Hoskins is meant to be the hero, as much as a crime-lord can be; so we have to find some­thing even more de­spi­ca­ble to at­tach the ran­cor to­ward. Betrayal is the mo­tive which al­lows this to hap­pen, and when it turns out that be­tray­al was on­ly ap­par­ent and ac­ci­den­tal the cliff ahead seems in­evitable. Harold has ruled London, in peace, for ten years, but in a lit­tle over 24 hours ends up so far out of his el­e­ment that we have al­most as com­plete a re­ver­sal as pos­si­ble. Notwithstanding the afore­men­tioned Gay Pierce Brosnan, there is a sig­nif­i­cant amount of ho­mo­sex­u­al sub­text to the film as well. The al­ways ex­cel­lent Helen Mirren is the on­ly fe­male char­ac­ter of any sub­stance in and en­tire film of gun-wield­ing gang­sters tak­ing show­ers, hug­ging each oth­er, tak­ing more show­ers, be­ing stabbed by Gay Pierce Brosnan while tak­ing show­ers, etc. Pierce Brosnan’s char­ac­ter isn’t ac­tu­al­ly gay, he just acts like it in or­der to stab the left-hand man and bo­som-mil­i­tary-bud­dy of Harold, who ac­tu­al­ly is gay, at least in the movie. Follow me, did­ja?

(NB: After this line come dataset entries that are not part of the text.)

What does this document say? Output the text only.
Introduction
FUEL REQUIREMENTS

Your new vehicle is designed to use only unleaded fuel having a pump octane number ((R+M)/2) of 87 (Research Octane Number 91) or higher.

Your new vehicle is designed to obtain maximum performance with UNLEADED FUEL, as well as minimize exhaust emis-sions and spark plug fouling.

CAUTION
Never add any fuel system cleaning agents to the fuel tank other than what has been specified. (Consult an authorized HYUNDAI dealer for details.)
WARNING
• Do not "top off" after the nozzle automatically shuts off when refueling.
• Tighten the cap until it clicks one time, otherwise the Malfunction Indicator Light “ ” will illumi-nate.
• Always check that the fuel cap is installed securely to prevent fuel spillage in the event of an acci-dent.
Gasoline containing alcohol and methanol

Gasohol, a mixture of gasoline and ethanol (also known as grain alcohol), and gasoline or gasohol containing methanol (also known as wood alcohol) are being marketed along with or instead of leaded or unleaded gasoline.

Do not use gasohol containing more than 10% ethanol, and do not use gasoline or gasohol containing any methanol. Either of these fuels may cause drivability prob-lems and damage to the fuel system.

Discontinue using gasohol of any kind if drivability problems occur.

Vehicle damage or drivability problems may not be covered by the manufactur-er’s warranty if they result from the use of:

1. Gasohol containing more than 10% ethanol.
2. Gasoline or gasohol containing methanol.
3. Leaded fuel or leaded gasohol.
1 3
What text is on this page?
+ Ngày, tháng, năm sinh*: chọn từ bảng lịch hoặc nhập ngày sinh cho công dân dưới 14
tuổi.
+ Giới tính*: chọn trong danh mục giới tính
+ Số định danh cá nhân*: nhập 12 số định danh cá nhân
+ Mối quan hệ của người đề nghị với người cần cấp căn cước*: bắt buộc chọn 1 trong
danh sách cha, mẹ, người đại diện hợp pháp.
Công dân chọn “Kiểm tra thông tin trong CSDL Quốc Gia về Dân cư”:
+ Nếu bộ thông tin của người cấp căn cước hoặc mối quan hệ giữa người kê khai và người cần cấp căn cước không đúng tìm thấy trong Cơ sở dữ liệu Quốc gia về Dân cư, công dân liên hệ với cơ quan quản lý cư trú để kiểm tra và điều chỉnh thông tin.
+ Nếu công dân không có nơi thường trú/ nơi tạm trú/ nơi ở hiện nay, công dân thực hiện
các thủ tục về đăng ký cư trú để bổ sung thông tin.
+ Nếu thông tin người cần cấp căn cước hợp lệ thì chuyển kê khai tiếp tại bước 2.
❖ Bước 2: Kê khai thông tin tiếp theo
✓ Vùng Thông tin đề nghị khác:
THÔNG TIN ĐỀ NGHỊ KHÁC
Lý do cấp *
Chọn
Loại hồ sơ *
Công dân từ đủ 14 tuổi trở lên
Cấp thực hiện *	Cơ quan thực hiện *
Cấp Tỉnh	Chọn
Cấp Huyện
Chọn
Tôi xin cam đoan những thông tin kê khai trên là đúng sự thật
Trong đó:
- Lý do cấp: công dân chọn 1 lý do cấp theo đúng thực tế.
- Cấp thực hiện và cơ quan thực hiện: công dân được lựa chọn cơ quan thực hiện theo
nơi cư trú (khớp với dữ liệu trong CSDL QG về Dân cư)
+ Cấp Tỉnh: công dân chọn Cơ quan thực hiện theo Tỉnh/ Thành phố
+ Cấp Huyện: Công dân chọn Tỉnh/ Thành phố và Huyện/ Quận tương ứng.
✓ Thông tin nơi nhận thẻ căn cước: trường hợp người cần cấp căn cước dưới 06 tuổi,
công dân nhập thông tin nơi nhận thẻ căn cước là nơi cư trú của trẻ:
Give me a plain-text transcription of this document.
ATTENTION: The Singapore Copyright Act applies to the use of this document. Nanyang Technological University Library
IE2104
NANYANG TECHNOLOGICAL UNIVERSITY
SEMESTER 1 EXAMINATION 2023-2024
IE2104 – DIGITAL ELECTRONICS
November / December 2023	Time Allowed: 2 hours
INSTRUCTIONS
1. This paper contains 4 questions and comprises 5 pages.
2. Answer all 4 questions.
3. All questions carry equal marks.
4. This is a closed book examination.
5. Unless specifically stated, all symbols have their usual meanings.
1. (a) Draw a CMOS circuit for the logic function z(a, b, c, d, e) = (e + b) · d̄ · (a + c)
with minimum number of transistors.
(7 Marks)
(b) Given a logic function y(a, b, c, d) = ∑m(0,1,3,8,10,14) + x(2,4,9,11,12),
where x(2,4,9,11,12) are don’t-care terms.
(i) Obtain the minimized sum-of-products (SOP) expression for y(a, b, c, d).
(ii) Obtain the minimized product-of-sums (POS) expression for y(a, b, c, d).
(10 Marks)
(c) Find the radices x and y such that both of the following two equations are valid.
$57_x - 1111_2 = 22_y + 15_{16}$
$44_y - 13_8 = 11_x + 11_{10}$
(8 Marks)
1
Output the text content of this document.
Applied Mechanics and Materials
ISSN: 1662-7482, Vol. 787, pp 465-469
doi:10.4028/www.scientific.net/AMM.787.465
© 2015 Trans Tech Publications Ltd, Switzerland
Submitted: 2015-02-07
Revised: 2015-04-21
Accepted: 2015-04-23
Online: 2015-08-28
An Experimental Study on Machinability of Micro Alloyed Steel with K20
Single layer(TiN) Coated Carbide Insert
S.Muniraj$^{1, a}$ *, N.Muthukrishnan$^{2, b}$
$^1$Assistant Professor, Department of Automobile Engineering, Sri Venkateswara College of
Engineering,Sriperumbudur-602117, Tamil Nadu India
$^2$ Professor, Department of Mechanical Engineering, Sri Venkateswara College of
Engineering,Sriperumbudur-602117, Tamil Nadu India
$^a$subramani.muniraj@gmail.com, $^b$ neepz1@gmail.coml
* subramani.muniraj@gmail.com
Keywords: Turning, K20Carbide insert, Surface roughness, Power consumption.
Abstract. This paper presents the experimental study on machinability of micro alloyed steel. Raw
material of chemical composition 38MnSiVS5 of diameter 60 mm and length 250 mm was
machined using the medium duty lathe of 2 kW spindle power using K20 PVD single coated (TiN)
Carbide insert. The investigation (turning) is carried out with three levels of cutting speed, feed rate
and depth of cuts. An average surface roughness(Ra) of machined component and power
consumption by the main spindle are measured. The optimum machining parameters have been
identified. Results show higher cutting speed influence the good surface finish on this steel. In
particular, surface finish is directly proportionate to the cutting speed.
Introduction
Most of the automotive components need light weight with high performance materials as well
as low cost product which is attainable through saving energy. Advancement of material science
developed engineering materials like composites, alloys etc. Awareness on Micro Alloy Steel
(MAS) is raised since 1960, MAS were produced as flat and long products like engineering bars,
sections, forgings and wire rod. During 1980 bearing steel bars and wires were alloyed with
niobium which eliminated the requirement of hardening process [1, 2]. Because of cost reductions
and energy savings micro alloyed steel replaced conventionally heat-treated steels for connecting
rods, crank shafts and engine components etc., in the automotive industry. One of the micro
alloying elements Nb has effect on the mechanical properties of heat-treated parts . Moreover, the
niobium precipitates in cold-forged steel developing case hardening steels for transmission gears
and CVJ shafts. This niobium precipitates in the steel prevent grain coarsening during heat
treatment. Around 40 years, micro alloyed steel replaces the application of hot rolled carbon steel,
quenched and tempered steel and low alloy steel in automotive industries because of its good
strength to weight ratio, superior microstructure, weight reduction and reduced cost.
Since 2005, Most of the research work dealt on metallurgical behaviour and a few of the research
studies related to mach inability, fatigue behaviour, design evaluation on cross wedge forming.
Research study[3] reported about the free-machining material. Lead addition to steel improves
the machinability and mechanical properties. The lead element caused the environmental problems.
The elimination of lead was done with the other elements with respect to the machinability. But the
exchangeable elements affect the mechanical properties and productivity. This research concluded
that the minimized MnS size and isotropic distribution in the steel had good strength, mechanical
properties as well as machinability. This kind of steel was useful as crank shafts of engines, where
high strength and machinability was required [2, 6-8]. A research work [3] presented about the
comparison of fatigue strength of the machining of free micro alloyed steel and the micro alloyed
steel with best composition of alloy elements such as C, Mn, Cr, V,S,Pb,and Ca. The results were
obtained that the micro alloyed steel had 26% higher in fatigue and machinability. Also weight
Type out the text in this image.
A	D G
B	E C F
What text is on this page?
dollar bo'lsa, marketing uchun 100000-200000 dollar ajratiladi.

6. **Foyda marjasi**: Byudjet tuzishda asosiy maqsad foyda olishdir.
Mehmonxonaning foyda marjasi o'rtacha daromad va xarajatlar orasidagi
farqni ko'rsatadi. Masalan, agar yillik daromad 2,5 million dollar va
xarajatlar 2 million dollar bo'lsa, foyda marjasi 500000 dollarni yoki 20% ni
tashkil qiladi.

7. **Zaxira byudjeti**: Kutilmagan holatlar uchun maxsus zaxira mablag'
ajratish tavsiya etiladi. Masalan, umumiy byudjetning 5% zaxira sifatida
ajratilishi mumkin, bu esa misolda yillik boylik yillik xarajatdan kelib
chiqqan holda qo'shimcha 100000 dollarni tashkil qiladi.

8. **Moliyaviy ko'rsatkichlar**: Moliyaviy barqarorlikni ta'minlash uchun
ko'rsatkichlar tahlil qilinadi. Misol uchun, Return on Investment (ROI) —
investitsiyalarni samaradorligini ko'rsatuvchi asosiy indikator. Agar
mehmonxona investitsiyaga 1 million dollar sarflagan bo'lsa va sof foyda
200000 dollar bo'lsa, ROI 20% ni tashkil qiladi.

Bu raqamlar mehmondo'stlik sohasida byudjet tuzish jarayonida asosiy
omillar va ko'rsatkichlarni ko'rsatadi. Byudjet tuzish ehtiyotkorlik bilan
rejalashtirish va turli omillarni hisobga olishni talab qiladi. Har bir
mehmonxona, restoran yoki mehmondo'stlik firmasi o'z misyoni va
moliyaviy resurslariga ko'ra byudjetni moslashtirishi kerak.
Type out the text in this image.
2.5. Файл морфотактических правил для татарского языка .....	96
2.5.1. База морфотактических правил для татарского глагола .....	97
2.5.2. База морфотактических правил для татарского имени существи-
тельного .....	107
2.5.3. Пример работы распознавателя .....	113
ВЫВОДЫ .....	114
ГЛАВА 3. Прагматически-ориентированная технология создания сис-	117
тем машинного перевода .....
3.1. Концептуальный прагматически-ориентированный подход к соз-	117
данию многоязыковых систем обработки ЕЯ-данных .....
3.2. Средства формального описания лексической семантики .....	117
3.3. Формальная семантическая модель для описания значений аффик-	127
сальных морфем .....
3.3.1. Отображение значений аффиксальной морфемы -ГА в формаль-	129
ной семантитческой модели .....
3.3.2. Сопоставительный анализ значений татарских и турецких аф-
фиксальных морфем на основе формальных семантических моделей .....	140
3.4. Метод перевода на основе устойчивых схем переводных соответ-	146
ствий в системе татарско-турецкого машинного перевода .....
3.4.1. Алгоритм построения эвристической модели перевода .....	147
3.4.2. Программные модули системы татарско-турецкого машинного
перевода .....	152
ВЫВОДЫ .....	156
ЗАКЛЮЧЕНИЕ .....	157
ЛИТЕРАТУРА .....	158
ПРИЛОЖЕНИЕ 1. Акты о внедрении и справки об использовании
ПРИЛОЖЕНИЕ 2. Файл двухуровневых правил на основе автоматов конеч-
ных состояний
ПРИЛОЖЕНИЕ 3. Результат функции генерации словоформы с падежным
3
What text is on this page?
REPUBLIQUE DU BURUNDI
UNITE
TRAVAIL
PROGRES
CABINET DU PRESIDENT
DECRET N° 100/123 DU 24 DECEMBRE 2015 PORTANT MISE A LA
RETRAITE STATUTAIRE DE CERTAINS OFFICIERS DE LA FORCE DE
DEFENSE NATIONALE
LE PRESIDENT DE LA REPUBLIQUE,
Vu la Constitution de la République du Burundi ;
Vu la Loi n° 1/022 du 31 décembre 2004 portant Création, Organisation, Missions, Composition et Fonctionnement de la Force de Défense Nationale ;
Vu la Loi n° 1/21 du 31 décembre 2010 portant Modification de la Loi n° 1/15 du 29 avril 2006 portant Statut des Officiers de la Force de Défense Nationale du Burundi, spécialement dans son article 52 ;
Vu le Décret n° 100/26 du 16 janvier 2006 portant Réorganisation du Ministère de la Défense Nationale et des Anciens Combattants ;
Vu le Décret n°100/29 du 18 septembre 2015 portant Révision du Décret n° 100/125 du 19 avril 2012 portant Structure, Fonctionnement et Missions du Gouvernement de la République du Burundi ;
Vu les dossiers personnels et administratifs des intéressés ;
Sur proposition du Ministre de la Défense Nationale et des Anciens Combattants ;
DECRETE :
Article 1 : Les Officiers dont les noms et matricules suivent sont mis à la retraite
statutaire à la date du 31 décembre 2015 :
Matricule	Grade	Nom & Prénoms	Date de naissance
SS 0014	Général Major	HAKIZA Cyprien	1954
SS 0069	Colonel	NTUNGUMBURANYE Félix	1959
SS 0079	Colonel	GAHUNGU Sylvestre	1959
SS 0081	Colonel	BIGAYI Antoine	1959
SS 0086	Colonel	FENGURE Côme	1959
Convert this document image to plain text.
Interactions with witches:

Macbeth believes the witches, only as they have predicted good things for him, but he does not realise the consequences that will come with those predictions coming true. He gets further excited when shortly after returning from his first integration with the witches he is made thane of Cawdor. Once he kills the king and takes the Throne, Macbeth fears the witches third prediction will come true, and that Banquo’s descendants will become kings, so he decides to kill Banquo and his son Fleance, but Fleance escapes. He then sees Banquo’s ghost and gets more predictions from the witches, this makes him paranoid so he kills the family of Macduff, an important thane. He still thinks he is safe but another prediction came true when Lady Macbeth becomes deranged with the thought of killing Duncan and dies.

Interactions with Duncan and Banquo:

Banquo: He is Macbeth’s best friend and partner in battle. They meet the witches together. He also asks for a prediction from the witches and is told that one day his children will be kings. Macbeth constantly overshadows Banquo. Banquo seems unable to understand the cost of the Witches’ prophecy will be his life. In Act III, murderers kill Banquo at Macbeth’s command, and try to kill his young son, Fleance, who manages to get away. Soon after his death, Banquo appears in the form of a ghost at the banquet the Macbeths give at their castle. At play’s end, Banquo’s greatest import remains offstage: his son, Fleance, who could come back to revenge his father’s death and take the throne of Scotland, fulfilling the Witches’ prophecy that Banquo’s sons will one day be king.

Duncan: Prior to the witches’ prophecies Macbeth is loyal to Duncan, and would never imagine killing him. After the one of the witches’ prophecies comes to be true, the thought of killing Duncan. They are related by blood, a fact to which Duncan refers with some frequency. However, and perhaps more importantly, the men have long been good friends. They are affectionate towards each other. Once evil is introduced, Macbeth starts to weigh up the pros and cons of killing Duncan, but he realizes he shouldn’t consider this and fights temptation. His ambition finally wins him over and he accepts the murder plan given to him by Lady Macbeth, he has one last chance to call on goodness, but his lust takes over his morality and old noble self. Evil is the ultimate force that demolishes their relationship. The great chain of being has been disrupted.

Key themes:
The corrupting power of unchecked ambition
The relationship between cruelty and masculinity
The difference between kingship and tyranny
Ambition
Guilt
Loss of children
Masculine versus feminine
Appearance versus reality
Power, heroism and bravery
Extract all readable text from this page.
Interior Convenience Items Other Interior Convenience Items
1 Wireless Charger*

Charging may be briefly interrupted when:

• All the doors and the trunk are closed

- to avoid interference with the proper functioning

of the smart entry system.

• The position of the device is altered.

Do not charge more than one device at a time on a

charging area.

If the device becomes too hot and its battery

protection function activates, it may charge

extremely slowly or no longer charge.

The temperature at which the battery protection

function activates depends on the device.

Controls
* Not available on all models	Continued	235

The American Mafia is present in the form of a lawyer and some dude who is go­ing to help fund Hoskins in his re­al-es­tate ven­ture to make a mint buy­ing prop­er­ty for the Olympic Stadium be­fore it is built, or some­thing. The de­tails aren’t ever crys­tal, and don’t need to be. What al­so isn’t crys­tal is whether the Mafia is in ca­hoots, or at least con­tact, with the IRA who are de­stroy­ing Harold’s em­pire. So this gang­ster film al­so rais­es some hairy for­eign pol­i­cy ques­tions. There’s plen­ty of the deca­dence that char­ac­ter­ized 1980s cul­ture, sans the co­caine, since Harold “nev­er got in­to nar­cotics.” I kept ex­pect­ing a Goodfellas-es­que un­sanc­tioned drug ring af­ter that, but it nev­er ma­te­ri­al­ized. That’s what the film ex­cels at, the im­ma­te­ri­al ex­pec­ta­tion, there are shad­ows in the London fog, but noth­ing clear­er, even for those used to walk­ing its streets, in­nit?